Let’s see. What I was trying to say in the post below was this: political life and our opinions, our proclivities do not have to be all one thing or another. We confuse ourselves and others if we pretend it is ever other.

We make a similar error with individuals (and with ourselves). We define people based on what we see of them, usually just a small slice, and that is true of even our closest friends. We imagine that the clues, the defining moments we know of, adhere in a package that makes some sort of sense.

No. People are not one thing or another. They are as Walt Whitman observed of himself, “multitudes.” To say it philosophically we are one, we are many. I’m not identifying a psychological pathology here, rather stating that even the most rule bound of us violate our own rules and sense of duty, probably daily. The least rule bound among us may stagger through life from one interest to another, one opinion or another, one activity to another. And all this is usual, normal.

Coherence is a naive tool for understanding. We have our reasons, yes, we do, but our reasons often contradict each other. We know this when we are honest with ourselves. And our emotions. Well, they come unbidden, sometimes riding us like storms, other times calming us in periods of upheaval. Notice, too, that we try to guide ourselves both by reason and by emotion, when in fact these two faculties are not two, but one, or if not exactly one, then inextricably woven together, woven so closely that we cannot without great effort separate one from the other.

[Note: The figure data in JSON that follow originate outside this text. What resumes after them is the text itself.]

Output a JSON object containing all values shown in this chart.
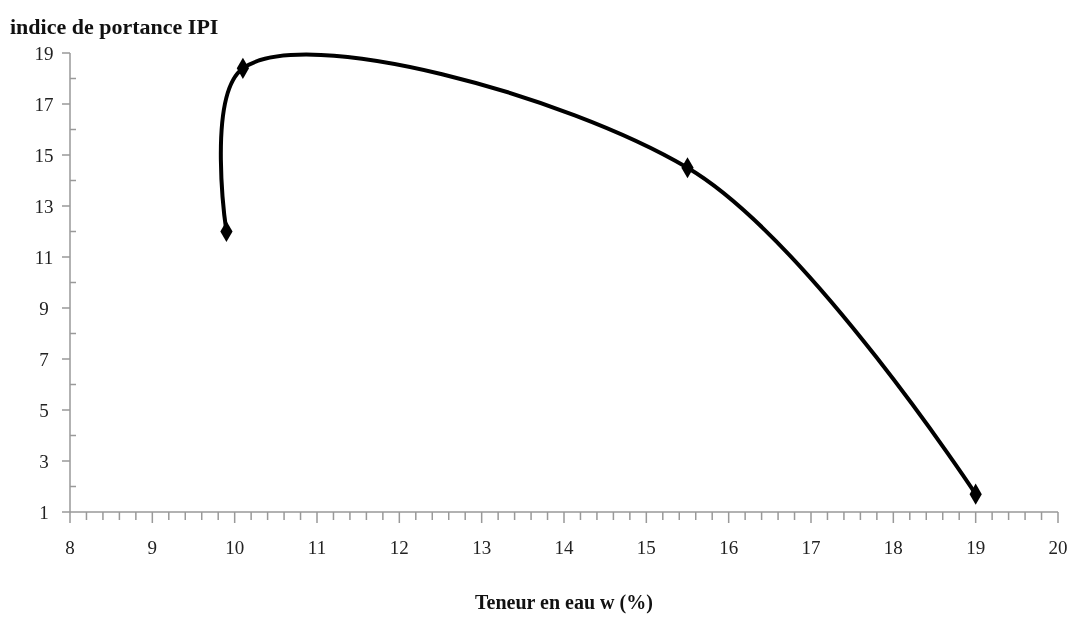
{
  "chart_data": {
    "type": "line",
    "title": "indice de portance IPI",
    "xlabel": "Teneur en eau w (%)",
    "x": [
      9.9,
      10.1,
      15.5,
      19
    ],
    "series": [
      {
        "color": "#000000",
        "values": [
          12,
          18.4,
          14.5,
          1.7
        ]
      }
    ],
    "marker": "diamond",
    "line_style": "solid",
    "grid": false,
    "xlim": [
      8,
      20
    ],
    "ylim": [
      1,
      19
    ],
    "xticks": [
      8,
      {
        "value": 8.2,
        "label": null
      },
      {
        "value": 8.4,
        "label": null
      },
      {
        "value": 8.6,
        "label": null
      },
      {
        "value": 8.8,
        "label": null
      },
      9,
      {
        "value": 9.2,
        "label": null
      },
      {
        "value": 9.4,
        "label": null
      },
      {
        "value": 9.6,
        "label": null
      },
      {
        "value": 9.8,
        "label": null
      },
      10,
      {
        "value": 10.2,
        "label": null
      },
      {
        "value": 10.4,
        "label": null
      },
      {
        "value": 10.6,
        "label": null
      },
      {
        "value": 10.8,
        "label": null
      },
      11,
      {
        "value": 11.2,
        "label": null
      },
      {
        "value": 11.4,
        "label": null
      },
      {
        "value": 11.6,
        "label": null
      },
      {
        "value": 11.8,
        "label": null
      },
      12,
      {
        "value": 12.2,
        "label": null
      },
      {
        "value": 12.4,
        "label": null
      },
      {
        "value": 12.6,
        "label": null
      },
      {
        "value": 12.8,
        "label": null
      },
      13,
      {
        "value": 13.2,
        "label": null
      },
      {
        "value": 13.4,
        "label": null
      },
      {
        "value": 13.6,
        "label": null
      },
      {
        "value": 13.8,
        "label": null
      },
      14,
      {
        "value": 14.2,
        "label": null
      },
      {
        "value": 14.4,
        "label": null
      },
      {
        "value": 14.6,
        "label": null
      },
      {
        "value": 14.8,
        "label": null
      },
      15,
      {
        "value": 15.2,
        "label": null
      },
      {
        "value": 15.4,
        "label": null
      },
      {
        "value": 15.6,
        "label": null
      },
      {
        "value": 15.8,
        "label": null
      },
      16,
      {
        "value": 16.2,
        "label": null
      },
      {
        "value": 16.4,
        "label": null
      },
      {
        "value": 16.6,
        "label": null
      },
      {
        "value": 16.8,
        "label": null
      },
      17,
      {
        "value": 17.2,
        "label": null
      },
      {
        "value": 17.4,
        "label": null
      },
      {
        "value": 17.6,
        "label": null
      },
      {
        "value": 17.8,
        "label": null
      },
      18,
      {
        "value": 18.2,
        "label": null
      },
      {
        "value": 18.4,
        "label": null
      },
      {
        "value": 18.6,
        "label": null
      },
      {
        "value": 18.8,
        "label": null
      },
      19,
      {
        "value": 19.2,
        "label": null
      },
      {
        "value": 19.4,
        "label": null
      },
      {
        "value": 19.6,
        "label": null
      },
      {
        "value": 19.8,
        "label": null
      },
      20
    ],
    "yticks": [
      1,
      {
        "value": 2,
        "label": null
      },
      3,
      {
        "value": 4,
        "label": null
      },
      5,
      {
        "value": 6,
        "label": null
      },
      7,
      {
        "value": 8,
        "label": null
      },
      9,
      {
        "value": 10,
        "label": null
      },
      11,
      {
        "value": 12,
        "label": null
      },
      13,
      {
        "value": 14,
        "label": null
      },
      15,
      {
        "value": 16,
        "label": null
      },
      17,
      {
        "value": 18,
        "label": null
      },
      19
    ]
  }
}
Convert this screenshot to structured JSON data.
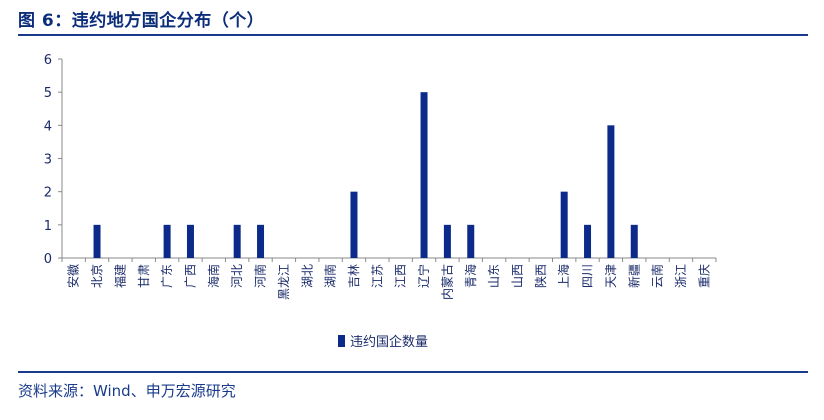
{
  "header": {
    "title": "图 6：违约地方国企分布（个）"
  },
  "footer": {
    "source": "资料来源：Wind、申万宏源研究"
  },
  "chart_data": {
    "type": "bar",
    "title": "",
    "xlabel": "",
    "ylabel": "",
    "ylim": [
      0,
      6
    ],
    "yticks": [
      0,
      1,
      2,
      3,
      4,
      5,
      6
    ],
    "grid": false,
    "legend_position": "bottom",
    "categories": [
      "安徽",
      "北京",
      "福建",
      "甘肃",
      "广东",
      "广西",
      "海南",
      "河北",
      "河南",
      "黑龙江",
      "湖北",
      "湖南",
      "吉林",
      "江苏",
      "江西",
      "辽宁",
      "内蒙古",
      "青海",
      "山东",
      "山西",
      "陕西",
      "上海",
      "四川",
      "天津",
      "新疆",
      "云南",
      "浙江",
      "重庆"
    ],
    "series": [
      {
        "name": "违约国企数量",
        "color": "#0b2a8a",
        "values": [
          0,
          1,
          0,
          0,
          1,
          1,
          0,
          1,
          1,
          0,
          0,
          0,
          2,
          0,
          0,
          5,
          1,
          1,
          0,
          0,
          0,
          2,
          1,
          4,
          1,
          0,
          0,
          0
        ]
      }
    ]
  }
}
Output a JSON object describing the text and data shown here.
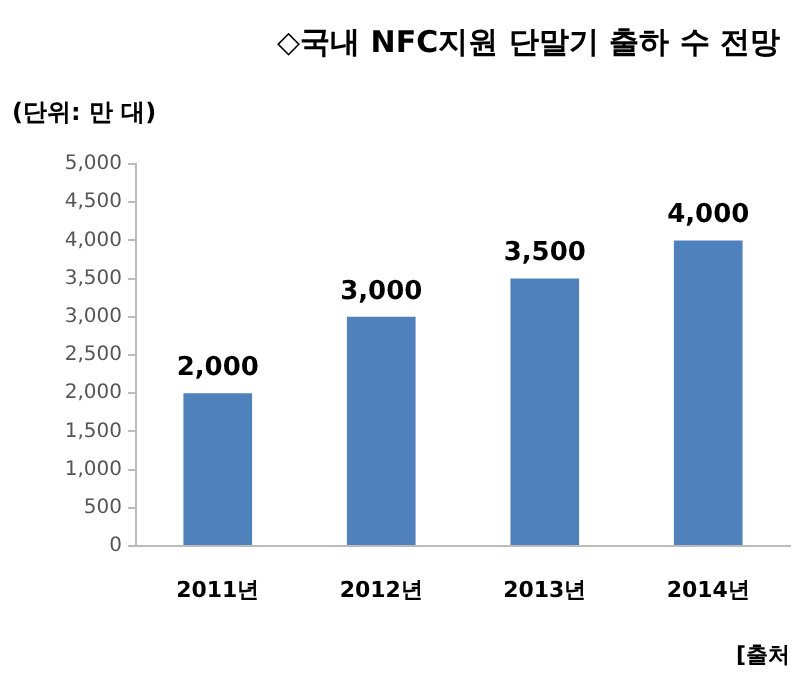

It is no wonder, when we consider these complexities that there is the saying, African I believe, that when a person dies, so does a universe. What I take from all this is to be easy with myself, forgiving, since the universe that I am does contain multitudes and at times this version of the universe holds sway, at other times this one.

It may be, probably is, that such an observation reveals the origin of the gods. There are those within us, anger for example and its more intense cousin, rage, that can take control of us, organize our lives in ways surprising to ourselves and to others. (see the opening lines of the Iliad above.) Or, grief. Or, love. Or, fear. Or, vengeance. Or, delight. Or, abandon. Or, control. Or, poetry. Or, thought. To go against Hillman I would say not that we meet our gods in our pathologies, but in our inner selves.

(Banquet of the Gods, Frans Floris)

In Voudoun the practitioners talk of being ridden by the god, an enraptured state brought on by intoxication and dance and openness. I say we are ridden by gods and goddesses all the time. To our great joy and our great sorrow.

To paraphrase Whitman, “I contain within me many gods, I am a pantheon.”